If code throws ImportError, AttributeError, or TypeError, introspect the installed
package and adapt the example to match the actual API rather than retrying.

# Reference Operations

Generate consensus sequences and manage reference files using samtools.

**"Prepare a reference genome"** → Index the FASTA and create a sequence dictionary for downstream tools.
- CLI: `samtools faidx ref.fa` + `samtools dict ref.fa -o ref.dict`
- Python: `pysam.FastaFile('ref.fa')` (auto-uses .fai index)

**"Build a consensus from BAM"** → Derive the most-supported base at each position from aligned reads.
- CLI: `samtools consensus input.bam -o consensus.fa`
- Python: iterate pileup columns and take majority base (pysam)

## samtools faidx - Index Reference FASTA

Create index for random access to reference sequences.

### Create Index
```bash
samtools faidx reference.fa
# Creates reference.fa.fai
```

### Fetch Region from Reference
```bash
samtools faidx reference.fa chr1:1000-2000
```

### Fetch Multiple Regions
```bash
samtools faidx reference.fa chr1:1000-2000 chr2:3000-4000
```

### Fetch Entire Chromosome
```bash
samtools faidx reference.fa chr1
```

### Output to File
```bash
samtools faidx reference.fa chr1:1000-2000 > region.fa
```

### Reverse Complement
```bash
samtools faidx -i reference.fa chr1:1000-2000
```

### FAI File Format
```
chr1    248956422    6    60    61
chr2    242193529    253404903    60    61
```
Columns: name, length, offset, line bases, line width

## samtools dict - Create Sequence Dictionary

Create SAM header dictionary for reference (used by GATK, Picard).

### Create Dictionary
```bash
samtools dict reference.fa -o reference.dict
```

### With Assembly Info
```bash
samtools dict -a GRCh38 -s "Homo sapiens" reference.fa -o reference.dict
```

### Dictionary Format
```
@HD VN:1.6 SO:unsorted
@SQ SN:chr1 LN:248956422 M5:6aef897c3d6ff0c78aff06ac189178dd UR:file:reference.fa
@SQ SN:chr2 LN:242193529 M5:f98db672eb0993dcfdabafe2a882905c UR:file:reference.fa
```

The `M5:` (MD5) tag is the only definitive reference-identity check -- two references named "GRCh38" with different decoy/alt content have different M5s. CRAM enforces M5 match on read-back. See alignment-validation for BAM-vs-reference M5 cross-check.

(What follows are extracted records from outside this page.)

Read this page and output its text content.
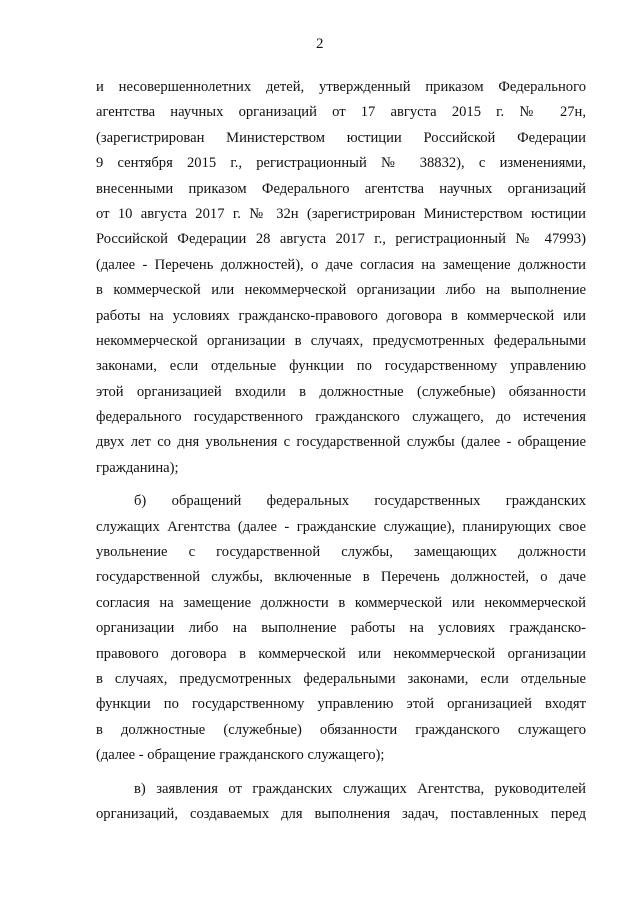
2
и несовершеннолетних детей, утвержденный приказом Федерального
агентства научных организаций от 17 августа 2015 г. № 27н,
(зарегистрирован Министерством юстиции Российской Федерации
9 сентября 2015 г., регистрационный № 38832), с изменениями,
внесенными приказом Федерального агентства научных организаций
от 10 августа 2017 г. № 32н (зарегистрирован Министерством юстиции
Российской Федерации 28 августа 2017 г., регистрационный № 47993)
(далее - Перечень должностей), о даче согласия на замещение должности
в коммерческой или некоммерческой организации либо на выполнение
работы на условиях гражданско-правового договора в коммерческой или
некоммерческой организации в случаях, предусмотренных федеральными
законами, если отдельные функции по государственному управлению
этой организацией входили в должностные (служебные) обязанности
федерального государственного гражданского служащего, до истечения
двух лет со дня увольнения с государственной службы (далее - обращение
гражданина);
б) обращений федеральных государственных гражданских
служащих Агентства (далее - гражданские служащие), планирующих свое
увольнение с государственной службы, замещающих должности
государственной службы, включенные в Перечень должностей, о даче
согласия на замещение должности в коммерческой или некоммерческой
организации либо на выполнение работы на условиях гражданско-
правового договора в коммерческой или некоммерческой организации
в случаях, предусмотренных федеральными законами, если отдельные
функции по государственному управлению этой организацией входят
в должностные (служебные) обязанности гражданского служащего
(далее - обращение гражданского служащего);
в) заявления от гражданских служащих Агентства, руководителей
организаций, создаваемых для выполнения задач, поставленных перед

### GRCh38 Is Not One Reference

| Reference flavor | ALT | Decoy | EBV | HLA | Use case |
|------------------|-----|-------|-----|-----|----------|
| GRCh38 no-alt | no | no | no | no | Conservative analyses |
| GRCh38 + decoy + EBV (1000G analysis set) | no | yes | yes | no | Cohort projects |
| GRCh38 ALT + decoy + EBV + HLA (Broad / hs38DH) | yes | yes | yes | yes | GATK Best Practices |
| T2T-CHM13 v2.0 | n/a | n/a | n/a | n/a | Distinct coordinates -- NOT interchangeable |

Mixing no-alt and ALT-aware BAMs in one cohort produces inconsistent multi-mapping behavior at HLA, KIR, and segmental-duplication regions. Standardize before joint calling.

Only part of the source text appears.